3 REASONS WHY CARBS ARE NOT ESSENTIAL
Here’s where the argument that carbohydrates are essential starts to crumble:
1. PROTEIN AND FAT CAN PROVIDE GLUCOSE
The healthy human body is fully capable of reforming the amino acids from protein into glucose. Even the breakdown of fat for energy yields the tiniest bit of glucose. If an individual is eating enough calories, even if those calories are mostly from fat or protein, that person can still satisfy the glucose needs of their brain and blood cells and maintain their blood glucose at a normal level.
2. CARBOHYDRATE DEFICIENCY DOESN’T RESULT IN ILLNESS
Nutrition science defines a nutrient as “essential” if we must get it from the diet because our body can’t make enough of it to meet our needs. Deficiencies in protein, essential fats (linolenic and linoleic), vitamins and minerals all match up to an impairment or disease. This same phenomenon doesn’t exist with carbohydrates.
3. IT’S POSSIBLE TO SURVIVE ON VERY LITTLE CARBOHYDRATES
Reach outside the literature, and it’s easy to obtain anecdotal evidence of people who survive on very low-carbohydrate diets. (Note that we’re not taking into account sustainability or personal happiness when subsisting on these diets.)
- The Atkins diet advocates followers eat as little as 20 grams of carbohydrates per day! To give you an idea of what this means: 20 grams is the amount of carbs in 1 small (6-inch) banana.
- The classic ketogenic diet is 80–90% fat. It was originally used as a therapy for epilepsy but is now gaining popularity for use in weight loss.
- The traditional Inuit diet, which is what the natives of northern Canada subsisted on for many years, is empty of refined sugar and grains. Instead, there’s plenty of fresh seal, walrus and other marine life on the menu. A 1980s study of that diet found that it contained, on average, 23% calories from protein, 39% calories from fat and 38% calories from carbohydrates.
Carbohydrates (including fiber) don’t necessarily make the cut as “essential” nutrients, but they are very important. Eliminating carbs completely from the diet is not only impossible, it’s impractical. Fruits, vegetables, whole grains and dairy all contain carbs and are foundational to a healthful diet. When it comes to choosing how low-carb you should go, keep in mind that:
- Everyone responds differently to varying levels of carbohydrates. Our bodies are unique, so what works for one person may not work for another. The key is to do some research, then experiment to figure out what works best for you. Enlisting expert guidance from a doctor or dietitian can make this process easier.

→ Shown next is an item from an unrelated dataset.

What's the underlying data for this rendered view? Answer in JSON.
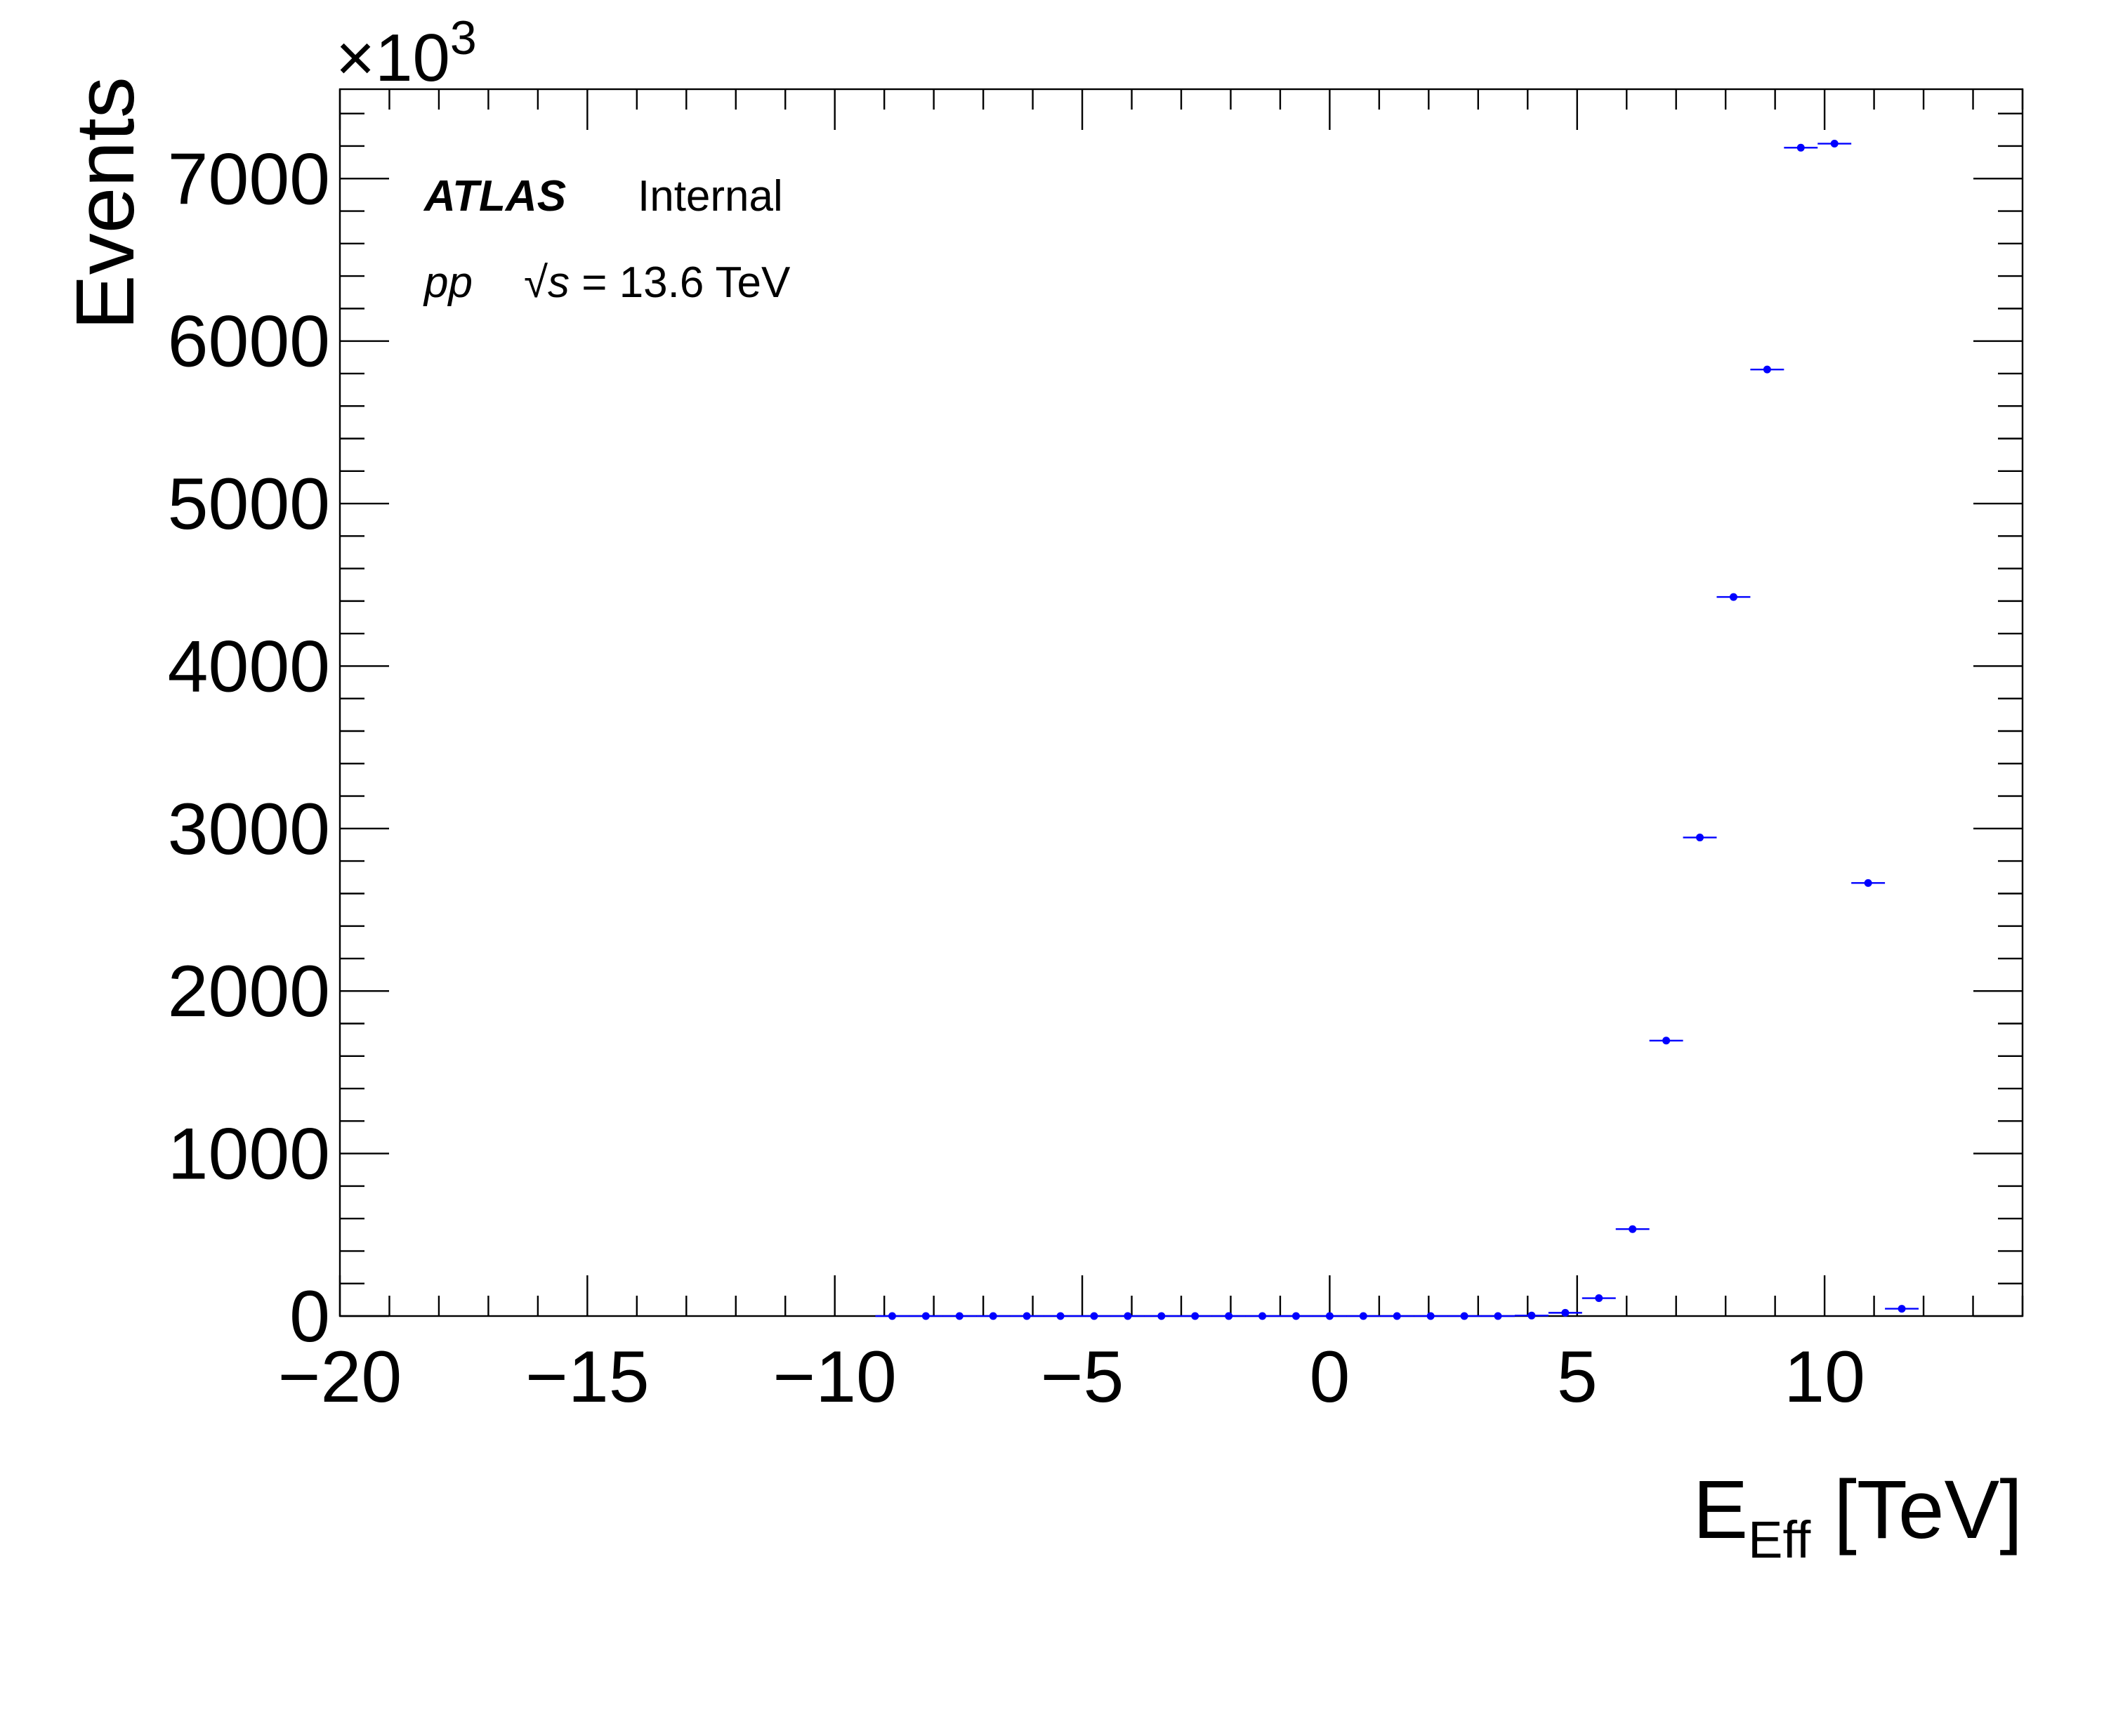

- The best diet is one that can be followed over time. Consistency is key to a healthy lifestyle. Setting yourself up with a plan that allows 20 grams of carbs per day may not be the best way to achieve this. A balanced diet is one that allows flexibility for you to fit in foods you enjoy regardless of carbohydrate content.
- “Low-carb” can be a healthy lifestyle. Most low-carb diets don’t go as low as you think, hovering around 35–40% of calories from carbohydrates. For many, the term “low-carb” has become synonymous with eating less refined carbs and added sugar and eating more fruits and vegetables. Needless to say, I’m on board with that!